As immigration reform rushed to the front of the political agenda last spring, Contributing Editor Carolyn Lochhead had a sense of déjà vu. As a student at Berkeley in the '80s and as a reporter for the San Francisco Chronicle since 1991, she was sure she'd seen this debate before. "The 1986 immigration bill was supposed to fix it," she recalls. As she researched "A Legacy of the Unforeseen" (page 35), Lochhead learned that the reruns were much older than that: The history of immigration "crises" is a cycle of panics followed by solutions that don't actually solve anything—but which always, she notes, "have unintended consequences."

In their research, George Mason University economists Tyler Cowen and Daniel M. Rothschild rigorously analyze global markets and human migration. Rigorous analysis hasn't been plentiful in the immigration debate. "I think it's an important discussion for America to have," Rothschild says, "but it degenerates quickly into appeals to emotion rather than appeals to reason." In "Don't Bad-Mouth Unskilled Immigrants" (page 42), the duo looks at the positive impact such workers have on the economy. That's something Cowen, who blogs at and writes an economics column for The New York Times, can prove another way: He maintains a popular online ethnic dining guide for the D.C. area, based on the idea that "restaurants manifest the spirit of capitalist multiculturalism."
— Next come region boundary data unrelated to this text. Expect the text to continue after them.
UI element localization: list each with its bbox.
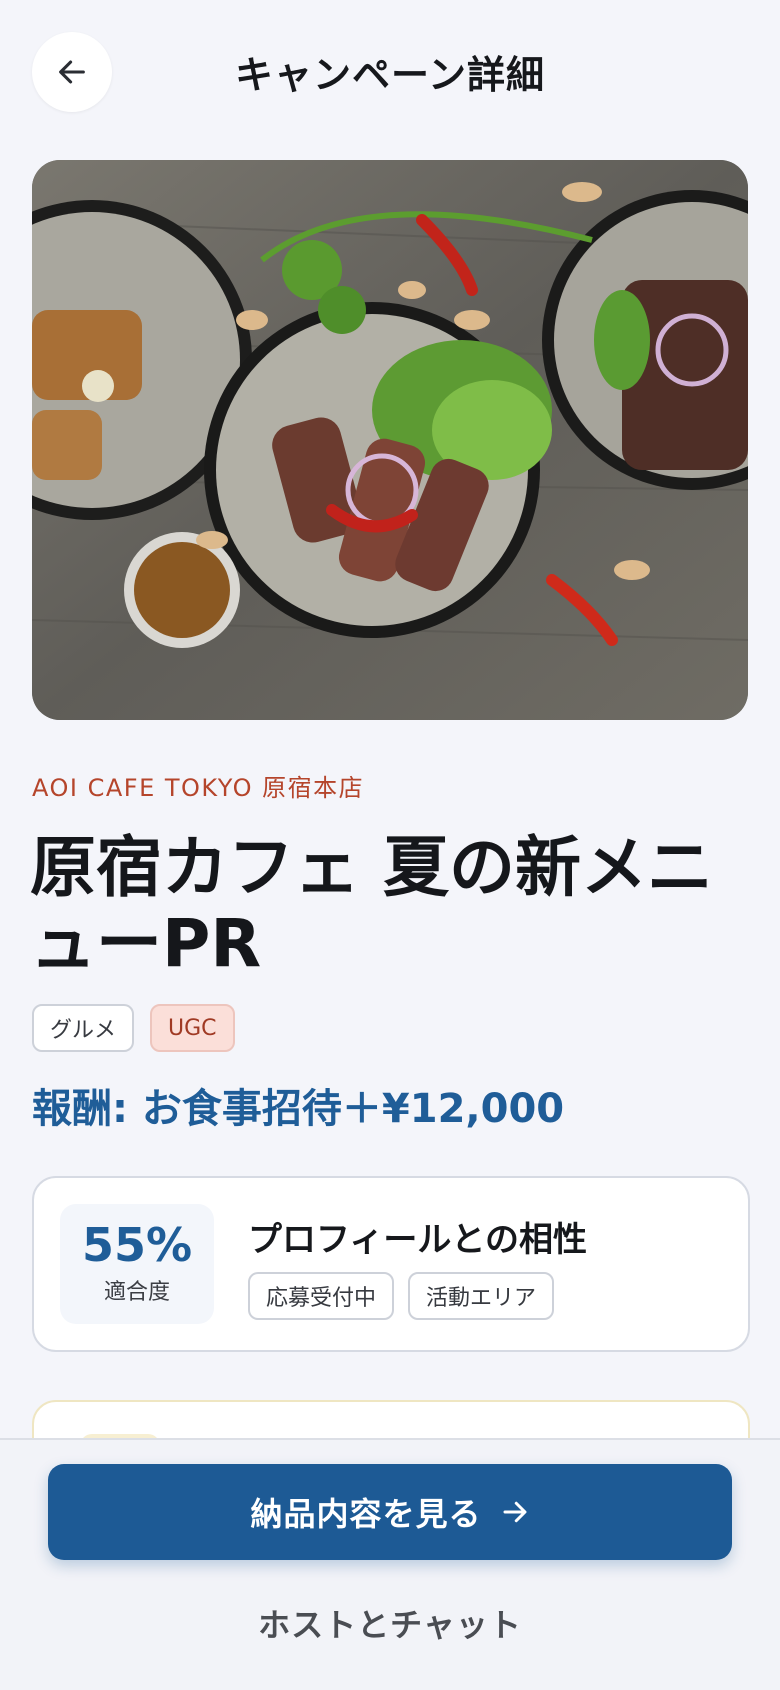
match-score-value: 55%	[81, 1218, 193, 1272]
view-deliverables-button[interactable]: 納品内容を見る	[48, 1464, 732, 1560]
shop-name: AOI CAFE TOKYO 原宿本店	[32, 774, 365, 802]
match-score-label: 適合度	[103, 1280, 170, 1305]
chip-activity-area: 活動エリア	[408, 1272, 555, 1320]
chip-accepting: 応募受付中	[248, 1272, 395, 1320]
tag-gourmet: グルメ	[32, 1004, 135, 1052]
tag-ugc: UGC	[150, 1004, 235, 1052]
chat-with-host-button[interactable]: ホストとチャット	[0, 1600, 780, 1646]
match-score-box: 55% 適合度	[60, 1204, 214, 1324]
bottom-action-bar: 納品内容を見る ホストとチャット	[0, 1438, 780, 1690]
app-header: キャンペーン詳細	[0, 0, 780, 150]
arrow-right-icon	[503, 1501, 526, 1523]
campaign-hero-image	[32, 160, 748, 720]
match-title: プロフィールとの相性	[248, 1220, 587, 1260]
campaign-title: 原宿カフェ 夏の新メニューPR	[30, 829, 713, 982]
reward-text: 報酬: お食事招待＋¥12,000	[32, 1086, 565, 1132]
match-chips: 応募受付中 活動エリア	[248, 1272, 555, 1320]
category-tags: グルメ UGC	[32, 1004, 235, 1052]
profile-match-card: 55% 適合度 プロフィールとの相性 応募受付中 活動エリア	[32, 1176, 750, 1352]
view-deliverables-label: 納品内容を見る	[250, 1495, 482, 1533]
page-title: キャンペーン詳細	[234, 53, 546, 97]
"There's nothing wrong with organic food," stresses Cheryl Miller, who has some Thai sweet black rice stashed away in her cupboard. What she can't stand is the holier-than-thou attitude of organic boosters like Judith Levine. In "Shopping for Me, But Not for Thee" (page 61), Miller takes on Levine's memoir Not Buying It, a book that confuses Levine's consumer choices with a war on capitalism. Living comfortably in Washington, D.C., Miller says the lifestyle she and Levine enjoy has its merits, but "cornerstone of a political philosophy" is not one of them.